Obama: Is there substance behind the style?

Dear Barack Obama, said Sarah Miller in the Los Angeles Times. I

Dear Barack Obama, said Sarah Miller in the Los Angeles Times. I’ve been behind you from the beginning. I begged my fellow Californians to vote for you in the state primary. I’ve even sent you money—twice. But now I have a problem. Ever since you edged in front of Hillary Clinton in the race for the Democratic nomination, people have been asking me to explain how your rousing speeches about “hope” and “change” would translate into actual policy. And I don’t know what to tell them. You haven’t said whether you would rebuild New Orleans, or how you would deal with the complexities of post-surge Iraq, or how you envision the U.S. role in the Mideast and Africa. Frankly, I’m starting to “wonder if I, too, should be more skeptical of your visionary-but-vague rhetoric.” You’re not alone, said David Ignatius in The Washington Post. Obama has now successfully made the case that he can uplift and inspire people like few politicians we’ve ever seen. What he owes us now is a “clearer picture of how he would govern—not in style but in substance.”

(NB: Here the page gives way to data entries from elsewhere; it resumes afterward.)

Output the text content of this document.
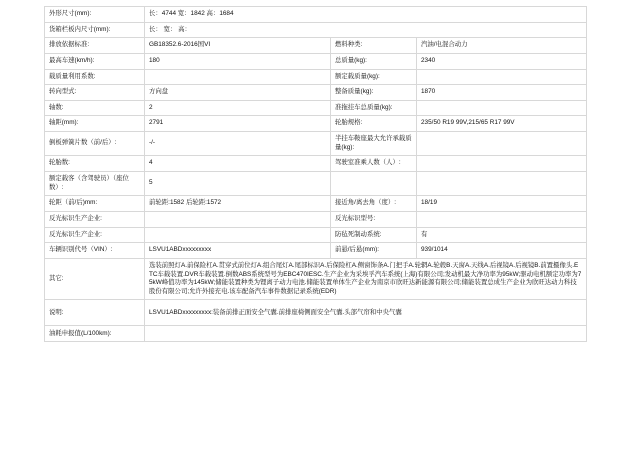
外形尺寸(mm):	长：4744 宽：1842 高：1684		
货箱栏板内尺寸(mm):	长： 宽： 高：		
排放依据标准:	GB18352.6-2016国VI	燃料种类:	汽油/电混合动力
最高车速(km/h):	180	总质量(kg):	2340
载质量利用系数:		额定载质量(kg):	
转向型式:	方向盘	整备质量(kg):	1870
轴数:	2	准拖挂车总质量(kg):	
轴距(mm):	2791	轮胎规格:	235/50 R19 99V,215/65 R17 99V
倒板弹簧片数（前/后）:	-/-	半挂车鞍座最大允许承载质量(kg):	
轮胎数:	4	驾驶室准乘人数（人）:	
额定载客（含驾驶员）（座位数）:	5		
轮距（前/后)mm:	前轮距:1582 后轮距:1572	接近角/离去角（度）:	18/19
反光标识生产企业:		反光标识型号:	
反光标识生产企业:		防毡死制动系统:	有
车辆识别代号（VIN）:	LSVU1ABDxxxxxxxxx	前悬/后悬(mm):	939/1014
其它:	选装前照灯A.前保险杠A.贯穿式前位灯A.组合尾灯A.尾部标识A.后保险杠A.侧窗饰条A.门把手A.轮辋A.轮毂B.天窗A.天线A.后视镜A.后视镜B.前置摄像头.ETC车载装置.DVR车载装置.倒数ABS系统型号为EBC470IESC.生产企业为采埃孚汽车系统(上海)有限公司;发动机最大净功率为95kW;驱动电机额定功率为75kW峰值功率为145kW;储能装置种类为锂离子动力电池.储能装置单体生产企业为南京市欣旺达新能源有限公司;储能装置总成生产企业为欣旺达动力科技股份有限公司;允许外接充电.该车配备汽车事件数据记录系统(EDR)		
说明:	LSVU1ABDxxxxxxxxx:装备前排正面安全气囊.前排座椅侧面安全气囊.头部气帘和中央气囊		
油耗申报值(L/100km):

“I find this criticism bewildering,” said Andrew Sullivan in TheAtlantic.com. Obama has been as forthcoming about his plans for the nation as anyone else in the presidential field—if not more so. He’s put together specific policy positions on taxes, health-care reform, Iraq, Afghanistan, immigration, and climate change. But to some sloppy-thinking cynics, it seems that Obama’s gift for giving beautiful speeches about a brighter tomorrow is conclusive proof that he lacks a plan to get there. In Obama’s case, “the style is indivisible from the substance,” said Niall Stanage in The New York Observer. He’s offering a presidency in which he would use his rhetorical gifts “to persuade and co-opt” Republicans and independents in the pursuit of solving the nation’s problems; politics, he’s telling voters, need not be a synonym for war. Hillary Clinton says that as president, she would battle and beat the Enemy—that is, the GOP. This is what we really mean when we talk of differences in style, and “it’s anything but a minor matter.”